What's Your Highest Contribution?

What's Your Highest Contribution?

19 Jun 17 3mins Jon Midmer

Leadership

Scarcely a month goes by without hearing from or about a leader who’s operating a level down from their job description. The most common reasons for this are a perceived lack of resources or talent, and/or the need to be more hands-on for a limited period, for example during a crisis or turnaround situation. What’s worrying, however, is for a leader to act down a level when they’ve hand-picked their team and business is good. 

To my mind, this points to an inability to let go, trust their team and focus on their highest contribution – what they bring to the party that no-one else in the organisation can. 

Operating at a lower level than you should is an easy trap to fall into as it keeps you in your comfort zone. While you can convince yourself that rolling up your sleeves is good for team morale because it demonstrates a low-ego, down-to-earth attitude, I’d actually argue the opposite is true.  
 
When a leader does what their team should be doing, it prevents talented (if sometimes less experienced) team members from spreading their wings, making the odd mistake and learning. 
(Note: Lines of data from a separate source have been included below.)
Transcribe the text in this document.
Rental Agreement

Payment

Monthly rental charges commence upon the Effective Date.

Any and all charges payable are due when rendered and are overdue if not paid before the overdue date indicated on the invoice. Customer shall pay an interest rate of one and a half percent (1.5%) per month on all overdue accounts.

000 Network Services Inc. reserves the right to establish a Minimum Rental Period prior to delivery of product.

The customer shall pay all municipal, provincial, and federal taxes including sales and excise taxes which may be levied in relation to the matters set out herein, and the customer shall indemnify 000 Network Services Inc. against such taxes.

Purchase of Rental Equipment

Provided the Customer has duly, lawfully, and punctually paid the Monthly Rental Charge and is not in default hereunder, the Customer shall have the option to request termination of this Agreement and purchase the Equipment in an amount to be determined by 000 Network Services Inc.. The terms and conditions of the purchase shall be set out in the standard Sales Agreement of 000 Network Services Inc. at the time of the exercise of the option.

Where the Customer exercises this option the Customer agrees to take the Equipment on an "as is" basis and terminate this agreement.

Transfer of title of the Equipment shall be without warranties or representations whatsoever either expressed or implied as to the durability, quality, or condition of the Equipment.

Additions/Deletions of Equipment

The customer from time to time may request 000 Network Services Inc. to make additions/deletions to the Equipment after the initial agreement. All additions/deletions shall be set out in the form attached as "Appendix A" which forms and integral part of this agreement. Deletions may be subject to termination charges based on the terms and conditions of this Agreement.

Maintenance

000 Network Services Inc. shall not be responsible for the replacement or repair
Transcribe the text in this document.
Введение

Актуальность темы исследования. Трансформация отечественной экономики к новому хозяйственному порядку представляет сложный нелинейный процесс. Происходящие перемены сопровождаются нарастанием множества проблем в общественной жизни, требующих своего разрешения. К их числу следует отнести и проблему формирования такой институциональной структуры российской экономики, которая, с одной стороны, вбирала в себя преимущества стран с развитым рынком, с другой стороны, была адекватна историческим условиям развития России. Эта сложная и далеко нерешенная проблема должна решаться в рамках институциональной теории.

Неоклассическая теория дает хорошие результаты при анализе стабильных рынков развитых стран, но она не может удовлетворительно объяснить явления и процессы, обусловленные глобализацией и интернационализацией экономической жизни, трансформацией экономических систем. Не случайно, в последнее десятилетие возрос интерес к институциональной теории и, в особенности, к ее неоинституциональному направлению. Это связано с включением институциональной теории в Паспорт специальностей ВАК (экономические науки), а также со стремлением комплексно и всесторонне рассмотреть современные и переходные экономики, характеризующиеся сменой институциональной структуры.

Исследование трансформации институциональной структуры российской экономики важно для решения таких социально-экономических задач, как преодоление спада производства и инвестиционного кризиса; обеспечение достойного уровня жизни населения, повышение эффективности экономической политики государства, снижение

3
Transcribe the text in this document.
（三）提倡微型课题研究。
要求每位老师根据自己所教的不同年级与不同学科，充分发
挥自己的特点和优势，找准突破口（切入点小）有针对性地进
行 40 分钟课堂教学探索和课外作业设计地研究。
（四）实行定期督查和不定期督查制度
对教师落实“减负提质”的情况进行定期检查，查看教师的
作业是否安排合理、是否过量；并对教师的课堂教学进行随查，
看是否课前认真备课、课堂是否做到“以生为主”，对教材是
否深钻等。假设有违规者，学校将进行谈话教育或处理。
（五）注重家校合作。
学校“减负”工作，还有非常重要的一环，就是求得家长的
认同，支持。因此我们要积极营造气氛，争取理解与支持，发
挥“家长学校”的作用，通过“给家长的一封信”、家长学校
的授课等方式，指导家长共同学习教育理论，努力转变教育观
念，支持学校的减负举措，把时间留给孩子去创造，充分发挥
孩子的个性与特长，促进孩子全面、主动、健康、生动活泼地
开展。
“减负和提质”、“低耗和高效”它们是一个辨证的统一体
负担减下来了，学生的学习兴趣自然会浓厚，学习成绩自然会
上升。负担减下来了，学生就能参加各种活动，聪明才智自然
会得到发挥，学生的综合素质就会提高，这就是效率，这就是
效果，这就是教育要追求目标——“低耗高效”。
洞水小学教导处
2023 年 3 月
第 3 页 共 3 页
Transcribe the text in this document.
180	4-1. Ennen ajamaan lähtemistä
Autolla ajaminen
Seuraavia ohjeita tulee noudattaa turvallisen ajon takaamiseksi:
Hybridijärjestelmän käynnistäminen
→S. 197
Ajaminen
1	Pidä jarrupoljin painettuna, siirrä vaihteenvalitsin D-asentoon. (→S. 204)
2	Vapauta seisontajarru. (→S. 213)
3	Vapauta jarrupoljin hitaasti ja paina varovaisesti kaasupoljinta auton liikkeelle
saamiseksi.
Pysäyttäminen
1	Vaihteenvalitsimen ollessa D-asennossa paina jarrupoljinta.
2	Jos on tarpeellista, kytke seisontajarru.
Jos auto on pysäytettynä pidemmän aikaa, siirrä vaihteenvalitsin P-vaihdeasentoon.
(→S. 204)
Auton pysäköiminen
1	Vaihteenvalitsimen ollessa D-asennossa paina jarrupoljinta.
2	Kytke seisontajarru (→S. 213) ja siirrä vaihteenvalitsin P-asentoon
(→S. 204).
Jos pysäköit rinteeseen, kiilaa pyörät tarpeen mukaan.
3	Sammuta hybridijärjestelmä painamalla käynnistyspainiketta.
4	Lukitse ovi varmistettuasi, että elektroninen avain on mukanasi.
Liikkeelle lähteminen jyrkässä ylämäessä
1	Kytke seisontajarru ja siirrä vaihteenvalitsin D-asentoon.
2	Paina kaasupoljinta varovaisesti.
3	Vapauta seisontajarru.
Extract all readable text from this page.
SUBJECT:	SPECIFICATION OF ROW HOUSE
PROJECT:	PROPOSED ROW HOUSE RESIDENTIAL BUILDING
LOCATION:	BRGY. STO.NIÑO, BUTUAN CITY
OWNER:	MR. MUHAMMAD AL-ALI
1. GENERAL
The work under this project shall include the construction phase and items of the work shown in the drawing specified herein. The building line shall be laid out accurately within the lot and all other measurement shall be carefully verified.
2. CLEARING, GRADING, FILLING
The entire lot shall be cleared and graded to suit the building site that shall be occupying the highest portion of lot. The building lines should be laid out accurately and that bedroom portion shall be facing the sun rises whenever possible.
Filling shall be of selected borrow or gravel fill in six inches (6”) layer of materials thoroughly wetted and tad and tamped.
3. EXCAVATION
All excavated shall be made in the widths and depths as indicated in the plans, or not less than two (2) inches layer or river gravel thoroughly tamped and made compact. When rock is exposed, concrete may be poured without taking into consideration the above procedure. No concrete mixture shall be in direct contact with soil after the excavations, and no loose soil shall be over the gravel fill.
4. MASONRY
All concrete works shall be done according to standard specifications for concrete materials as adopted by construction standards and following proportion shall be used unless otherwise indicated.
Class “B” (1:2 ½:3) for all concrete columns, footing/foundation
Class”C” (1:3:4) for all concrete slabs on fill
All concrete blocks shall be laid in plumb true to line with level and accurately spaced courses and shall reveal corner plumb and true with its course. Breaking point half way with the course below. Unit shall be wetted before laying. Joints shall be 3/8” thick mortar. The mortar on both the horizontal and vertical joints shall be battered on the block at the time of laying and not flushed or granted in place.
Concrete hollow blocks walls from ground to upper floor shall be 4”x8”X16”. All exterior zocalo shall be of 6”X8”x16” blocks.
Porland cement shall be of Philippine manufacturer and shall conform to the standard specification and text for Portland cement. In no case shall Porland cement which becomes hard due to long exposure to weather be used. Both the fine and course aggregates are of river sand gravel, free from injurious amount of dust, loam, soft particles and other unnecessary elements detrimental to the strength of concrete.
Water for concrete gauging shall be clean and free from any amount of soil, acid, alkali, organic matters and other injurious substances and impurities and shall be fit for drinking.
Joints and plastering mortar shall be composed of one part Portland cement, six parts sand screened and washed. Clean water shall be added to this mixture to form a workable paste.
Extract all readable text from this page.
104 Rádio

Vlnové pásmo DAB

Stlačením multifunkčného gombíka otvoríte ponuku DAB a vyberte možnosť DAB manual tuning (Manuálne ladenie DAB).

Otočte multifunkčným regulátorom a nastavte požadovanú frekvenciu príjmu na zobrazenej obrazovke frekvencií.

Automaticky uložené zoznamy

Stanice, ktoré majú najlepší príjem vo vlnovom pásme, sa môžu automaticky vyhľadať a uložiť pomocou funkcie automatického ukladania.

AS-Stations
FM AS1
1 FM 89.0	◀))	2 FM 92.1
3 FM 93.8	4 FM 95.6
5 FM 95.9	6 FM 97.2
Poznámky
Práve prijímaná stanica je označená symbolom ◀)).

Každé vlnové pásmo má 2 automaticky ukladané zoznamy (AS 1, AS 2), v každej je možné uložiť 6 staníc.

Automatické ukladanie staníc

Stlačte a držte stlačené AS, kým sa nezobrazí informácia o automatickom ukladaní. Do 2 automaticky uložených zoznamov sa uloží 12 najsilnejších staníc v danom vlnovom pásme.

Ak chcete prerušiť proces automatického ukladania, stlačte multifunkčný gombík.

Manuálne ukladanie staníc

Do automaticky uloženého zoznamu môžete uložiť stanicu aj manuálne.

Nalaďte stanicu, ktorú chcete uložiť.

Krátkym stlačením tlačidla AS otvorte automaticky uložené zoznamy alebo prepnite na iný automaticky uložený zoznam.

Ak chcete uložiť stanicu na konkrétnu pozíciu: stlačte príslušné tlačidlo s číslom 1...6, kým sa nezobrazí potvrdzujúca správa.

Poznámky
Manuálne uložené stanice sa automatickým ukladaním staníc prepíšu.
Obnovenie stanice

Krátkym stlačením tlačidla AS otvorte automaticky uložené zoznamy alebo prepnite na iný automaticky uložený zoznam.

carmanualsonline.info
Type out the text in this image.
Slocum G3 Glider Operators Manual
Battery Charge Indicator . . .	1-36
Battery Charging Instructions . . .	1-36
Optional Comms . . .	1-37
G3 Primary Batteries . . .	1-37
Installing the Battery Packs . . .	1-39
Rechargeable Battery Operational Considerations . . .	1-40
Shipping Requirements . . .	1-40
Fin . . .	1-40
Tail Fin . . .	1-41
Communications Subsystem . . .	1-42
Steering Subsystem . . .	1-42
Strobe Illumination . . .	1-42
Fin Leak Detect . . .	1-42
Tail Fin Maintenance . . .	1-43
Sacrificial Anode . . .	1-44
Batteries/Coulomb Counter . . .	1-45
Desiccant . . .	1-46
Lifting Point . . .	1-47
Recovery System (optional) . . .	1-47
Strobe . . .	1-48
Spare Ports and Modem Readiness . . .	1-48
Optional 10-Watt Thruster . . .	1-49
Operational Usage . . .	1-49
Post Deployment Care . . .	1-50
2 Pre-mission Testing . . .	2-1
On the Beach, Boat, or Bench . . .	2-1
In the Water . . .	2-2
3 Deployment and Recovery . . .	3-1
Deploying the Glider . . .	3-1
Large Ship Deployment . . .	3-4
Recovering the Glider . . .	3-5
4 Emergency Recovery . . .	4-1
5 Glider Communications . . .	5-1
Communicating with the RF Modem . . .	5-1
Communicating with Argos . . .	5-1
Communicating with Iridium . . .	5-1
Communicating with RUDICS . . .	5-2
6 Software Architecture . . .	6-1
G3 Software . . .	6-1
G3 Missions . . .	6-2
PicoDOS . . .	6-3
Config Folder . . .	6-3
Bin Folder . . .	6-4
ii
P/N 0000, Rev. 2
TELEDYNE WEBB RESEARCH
What You Alone Bring to the Party 

Some years ago, at a dinner I hosted for aspiring CEOs, at the end of the evening we went around the room asking for thoughts on what makes CEOs they’ve worked for successful. Some cited smarts, others charisma, others focus. One attendee, at the time the youngest serving executive director of a FTSE 100 consumer business, said that the most valuable thing he’d learned about leadership from his former CEO was to differentiate the value that your team, you and your boss add. A few years later, I asked him to re-articulate what he had said that night. Here’s what he said: 

“Let's imagine that what we do at work is an exam out of 100. As a team leader, you need to work out which exam we’re taking. You then need to assemble a team that’s going to score 90% in the exam without your help. Your job is to move their score from 90% to 95%. You're not going to do that by getting the 90% they can get without you, so you focus on how you can earn the team the extra five percent – whether it’s by being a sounding board, using your helicopter view of the pitch or removing roadblocks. Then it’s your boss’s job to help you and the team achieve the final few percent.” 

Stepping Up 

To me, this encourages everyone to focus on giving their highest contribution and help your – hopefully skilled and motivated – team to do the same by trusting and coaching them. This approach requires you to be highly disciplined about what you don’t get dragged into on a daily basis. 
 
One successful CEO-turned non-executive director told me that in his last executive role he’d receive 200 emails a day, of which only 10 were usually important. Getting sucked into matters team members are more than capable of handling by themselves can not only drain energy and divert focus from more important matters, it deprives direct reports of the autonomy and growth they deserve. 

Stepping up can be challenging and can require coaching to perform really well. If you’ve been promoted internally, it can be hard to let go of a job you were doing excellently – maybe even the very reason why you were promoted! 

A regional President of a global retailer once confided to me that it took him almost a year to stop also being the Chief Commercial Officer he had been before he was promoted. He eventually realised, though, that “what got him here wouldn’t get him there”. 

If you’ve been given your job, it’s because your boss believes you can add value in a way that others cannot. So, if your team and wider organisation need you to focus on giving your highest contribution, do you know what that is and how you can best provide it?